Solving for the funding gap lies at the core of Morgan Stanley's Multicultural Innovation Lab. Launched in the U.S. in 2017, the Lab invests in early-stage, high-growth tech and tech-enabled companies with diverse founders. So far, the Lab has hosted 59 startups that have gone on to raise over $150 million in additional funding.
This past October, the Lab expanded to include start-ups in Europe, the Middle East and Africa (EMEA). In addition to receiving an investment of £200,000 each, they will participate in a five-month program that supports the growth and development of their businesses with curated content and access to Morgan Stanley mentors and advisers, as well as to external industry experts.
“We want to make sure that we help businesses grow, that new products get formed, and we want these new businesses to help communities grow,” said Morgan Stanley Managing Director Sanghamitra Karra, EMEA Head of the Multicultural Innovation Lab. “It's about connecting capital to ideas.” Says Philip Salter, founder of The Entrepreneurs Network. “Entrepreneurs like those the Multicultural Innovation Lab aims to support with its first London cohort are working to solve some of society’s biggest problems—from climate change to educational inequality. By supporting them as they grow and scale their businesses, the Lab is not only helping to bring new and diverse ideas to the table but is driving real change.”

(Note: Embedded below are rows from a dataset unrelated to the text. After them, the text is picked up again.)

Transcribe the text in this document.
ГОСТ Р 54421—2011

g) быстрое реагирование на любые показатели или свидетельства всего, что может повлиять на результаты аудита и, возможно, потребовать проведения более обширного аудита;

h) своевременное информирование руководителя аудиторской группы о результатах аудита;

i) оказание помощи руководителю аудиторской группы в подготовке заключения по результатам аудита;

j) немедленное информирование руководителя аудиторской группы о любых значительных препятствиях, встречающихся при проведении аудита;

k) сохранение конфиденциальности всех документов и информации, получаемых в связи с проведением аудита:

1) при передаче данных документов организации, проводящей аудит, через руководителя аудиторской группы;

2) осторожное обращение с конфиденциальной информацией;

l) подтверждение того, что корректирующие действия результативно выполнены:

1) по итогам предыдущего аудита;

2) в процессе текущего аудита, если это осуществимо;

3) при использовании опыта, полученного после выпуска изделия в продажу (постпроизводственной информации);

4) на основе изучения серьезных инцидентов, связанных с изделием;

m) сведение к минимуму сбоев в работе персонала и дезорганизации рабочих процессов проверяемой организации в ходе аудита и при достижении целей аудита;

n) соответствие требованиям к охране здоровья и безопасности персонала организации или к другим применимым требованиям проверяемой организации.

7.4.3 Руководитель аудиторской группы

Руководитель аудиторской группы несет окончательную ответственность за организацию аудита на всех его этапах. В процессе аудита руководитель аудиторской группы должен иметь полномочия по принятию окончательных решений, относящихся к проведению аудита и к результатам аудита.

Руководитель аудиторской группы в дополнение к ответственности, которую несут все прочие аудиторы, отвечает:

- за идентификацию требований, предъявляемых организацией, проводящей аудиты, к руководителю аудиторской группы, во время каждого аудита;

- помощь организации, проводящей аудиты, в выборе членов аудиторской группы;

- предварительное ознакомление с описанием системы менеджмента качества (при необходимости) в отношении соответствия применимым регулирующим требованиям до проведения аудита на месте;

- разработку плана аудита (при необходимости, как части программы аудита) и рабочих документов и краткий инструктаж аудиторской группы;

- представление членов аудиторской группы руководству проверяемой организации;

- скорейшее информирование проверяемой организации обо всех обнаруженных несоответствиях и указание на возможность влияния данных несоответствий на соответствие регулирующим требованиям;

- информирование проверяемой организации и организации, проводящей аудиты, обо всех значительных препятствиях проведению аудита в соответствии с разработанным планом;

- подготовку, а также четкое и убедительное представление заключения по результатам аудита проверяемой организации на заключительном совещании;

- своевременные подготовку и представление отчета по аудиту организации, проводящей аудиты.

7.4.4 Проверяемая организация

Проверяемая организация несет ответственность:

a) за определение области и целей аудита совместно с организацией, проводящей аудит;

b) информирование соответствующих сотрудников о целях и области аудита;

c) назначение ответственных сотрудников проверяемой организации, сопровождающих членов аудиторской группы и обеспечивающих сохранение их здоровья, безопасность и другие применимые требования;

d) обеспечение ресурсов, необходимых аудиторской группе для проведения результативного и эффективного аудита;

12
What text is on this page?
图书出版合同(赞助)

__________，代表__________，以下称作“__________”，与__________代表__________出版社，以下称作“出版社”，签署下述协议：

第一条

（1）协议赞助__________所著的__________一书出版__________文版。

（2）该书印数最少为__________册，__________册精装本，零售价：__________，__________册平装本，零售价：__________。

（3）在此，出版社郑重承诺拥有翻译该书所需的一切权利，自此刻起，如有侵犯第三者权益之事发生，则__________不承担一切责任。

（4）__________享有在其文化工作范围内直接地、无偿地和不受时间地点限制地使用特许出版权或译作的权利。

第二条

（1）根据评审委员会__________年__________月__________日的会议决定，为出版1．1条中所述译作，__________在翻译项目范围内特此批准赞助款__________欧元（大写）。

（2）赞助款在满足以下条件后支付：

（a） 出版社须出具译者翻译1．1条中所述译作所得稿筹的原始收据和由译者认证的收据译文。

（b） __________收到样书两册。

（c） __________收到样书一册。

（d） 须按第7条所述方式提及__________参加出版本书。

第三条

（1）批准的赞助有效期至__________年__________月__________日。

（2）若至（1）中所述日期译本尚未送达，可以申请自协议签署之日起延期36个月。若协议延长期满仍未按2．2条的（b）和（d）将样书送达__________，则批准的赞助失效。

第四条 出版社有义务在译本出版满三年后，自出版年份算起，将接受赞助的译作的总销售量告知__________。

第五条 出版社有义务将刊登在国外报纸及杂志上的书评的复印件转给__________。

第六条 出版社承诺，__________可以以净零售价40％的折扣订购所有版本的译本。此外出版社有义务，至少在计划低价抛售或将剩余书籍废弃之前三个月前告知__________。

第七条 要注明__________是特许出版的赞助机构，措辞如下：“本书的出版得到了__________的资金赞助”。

For roundtable panelist Angela Malik-Agarwal, founder and CEO of Planet Nourish, finding a solution begins with a deep understanding of the problem. “We need to understand why venture capitalists tend to overlook these opportunities,” she said. “Whether it's in the way that they ask founders questions, which I know is the case for unconscious bias in gender, or whether it is about what they're seeking to build and what their target market is.” A more thorough approach to standardizing investment committee questions, she asserted, “could go a really long way” toward greater funding equity.
Other panelists suggested that diversity among VCs could be a factor in preventing equitable funding of companies led by diverse entrepreneurs. Nina Mohanty, co-founder of Bloom Money, said, “Especially with social impact funds, they'd keep telling me that they are diverse and they invest in diverse founders, but then I'd later find out that they have no women or people of color on their portfolio team page, which I find very alarming.”

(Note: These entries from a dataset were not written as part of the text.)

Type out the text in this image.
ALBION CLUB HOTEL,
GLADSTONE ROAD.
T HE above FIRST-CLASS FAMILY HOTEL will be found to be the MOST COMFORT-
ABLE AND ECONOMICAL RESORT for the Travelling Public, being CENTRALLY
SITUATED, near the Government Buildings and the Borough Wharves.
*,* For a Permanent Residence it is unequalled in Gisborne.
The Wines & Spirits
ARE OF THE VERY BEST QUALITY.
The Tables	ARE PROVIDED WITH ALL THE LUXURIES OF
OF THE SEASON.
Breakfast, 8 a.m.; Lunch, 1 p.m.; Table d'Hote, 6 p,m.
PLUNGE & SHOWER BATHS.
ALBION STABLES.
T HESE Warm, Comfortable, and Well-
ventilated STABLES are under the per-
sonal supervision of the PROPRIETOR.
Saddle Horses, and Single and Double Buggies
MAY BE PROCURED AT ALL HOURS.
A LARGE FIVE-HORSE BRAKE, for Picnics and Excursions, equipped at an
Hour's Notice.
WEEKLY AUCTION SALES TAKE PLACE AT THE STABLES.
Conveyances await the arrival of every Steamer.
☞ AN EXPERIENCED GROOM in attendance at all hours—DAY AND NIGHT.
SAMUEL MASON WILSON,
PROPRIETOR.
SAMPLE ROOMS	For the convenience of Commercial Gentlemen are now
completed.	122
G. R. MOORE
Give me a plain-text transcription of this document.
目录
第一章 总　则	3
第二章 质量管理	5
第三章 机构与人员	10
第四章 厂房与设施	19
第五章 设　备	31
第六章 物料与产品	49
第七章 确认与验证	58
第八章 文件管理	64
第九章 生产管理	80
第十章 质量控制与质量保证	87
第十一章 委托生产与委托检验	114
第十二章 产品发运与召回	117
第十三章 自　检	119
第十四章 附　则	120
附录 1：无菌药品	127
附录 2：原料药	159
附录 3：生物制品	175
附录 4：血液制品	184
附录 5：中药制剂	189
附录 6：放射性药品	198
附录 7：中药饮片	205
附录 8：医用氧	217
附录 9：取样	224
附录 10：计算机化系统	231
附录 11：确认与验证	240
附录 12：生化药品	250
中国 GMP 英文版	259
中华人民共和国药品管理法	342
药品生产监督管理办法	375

Elsewhere, panelists debated whether investment funds should be forced to channel some of their equity financing into diversity-owned businesses, so as to close the persistent gap in access to capital. “We have to recognize that people don’t just change without encouragement or incentive,” said Ezechi Britton MBE, Founding Member, Principal & CTO in Residence at Impact X Capital Partners LLP and co-founder and CEO of Code Untapped. “Do I like quotas? No. Are they necessary? Yes.”

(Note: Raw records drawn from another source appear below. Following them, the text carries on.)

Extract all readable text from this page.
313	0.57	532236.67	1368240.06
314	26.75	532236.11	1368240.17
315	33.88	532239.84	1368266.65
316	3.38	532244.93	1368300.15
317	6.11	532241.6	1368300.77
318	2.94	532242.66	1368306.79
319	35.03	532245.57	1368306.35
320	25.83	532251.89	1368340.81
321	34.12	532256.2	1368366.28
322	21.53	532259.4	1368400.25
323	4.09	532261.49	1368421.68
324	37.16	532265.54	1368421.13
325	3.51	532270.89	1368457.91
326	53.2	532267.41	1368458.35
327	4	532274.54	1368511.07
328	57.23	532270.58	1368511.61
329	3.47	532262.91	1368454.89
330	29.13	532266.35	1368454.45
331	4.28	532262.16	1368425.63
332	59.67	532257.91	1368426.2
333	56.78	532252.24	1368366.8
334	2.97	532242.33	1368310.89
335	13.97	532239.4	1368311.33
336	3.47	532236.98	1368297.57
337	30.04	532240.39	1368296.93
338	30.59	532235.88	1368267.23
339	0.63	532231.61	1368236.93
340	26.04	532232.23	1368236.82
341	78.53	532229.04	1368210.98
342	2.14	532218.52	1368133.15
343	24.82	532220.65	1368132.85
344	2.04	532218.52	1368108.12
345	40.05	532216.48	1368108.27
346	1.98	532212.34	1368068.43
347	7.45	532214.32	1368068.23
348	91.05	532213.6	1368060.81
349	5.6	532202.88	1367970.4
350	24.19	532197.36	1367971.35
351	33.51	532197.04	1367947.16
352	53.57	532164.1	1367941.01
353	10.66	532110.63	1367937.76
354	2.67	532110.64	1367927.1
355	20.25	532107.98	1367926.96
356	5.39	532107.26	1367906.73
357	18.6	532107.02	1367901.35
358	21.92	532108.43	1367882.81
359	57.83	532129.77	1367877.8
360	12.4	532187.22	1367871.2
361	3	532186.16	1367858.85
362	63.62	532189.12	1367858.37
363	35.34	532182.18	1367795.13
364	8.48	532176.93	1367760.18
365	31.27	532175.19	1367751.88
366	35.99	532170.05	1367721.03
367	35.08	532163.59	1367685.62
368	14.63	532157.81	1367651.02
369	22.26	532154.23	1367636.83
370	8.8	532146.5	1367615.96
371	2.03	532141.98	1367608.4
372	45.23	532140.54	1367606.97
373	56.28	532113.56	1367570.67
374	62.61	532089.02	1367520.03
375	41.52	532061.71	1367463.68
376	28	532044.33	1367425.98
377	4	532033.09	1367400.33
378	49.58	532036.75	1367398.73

Josephine Philips, founder and CEO of Sojo, a tech-enabled clothing alteration and repair company, agreed. “If we're going to implement quotas in order to increase diversity in funding, I think the quotas should be implemented on the investors at the funds themselves to ensure that the decision makers who allocate the capital are diverse. In doing so, this will naturally filter down and diversify the founders that are invested in, without founders feeling like they only received money to fill a quota.”
Still, some panelists suggested the onus on directing financing towards diversity-led companies should be higher for public investment funds, like government pension funds. “If the money has come from publicly funded sources or from pension funds, then I want to have some say about where that money goes,” Impact X's Britton said, “and I expect it to be representative of the population as a whole.”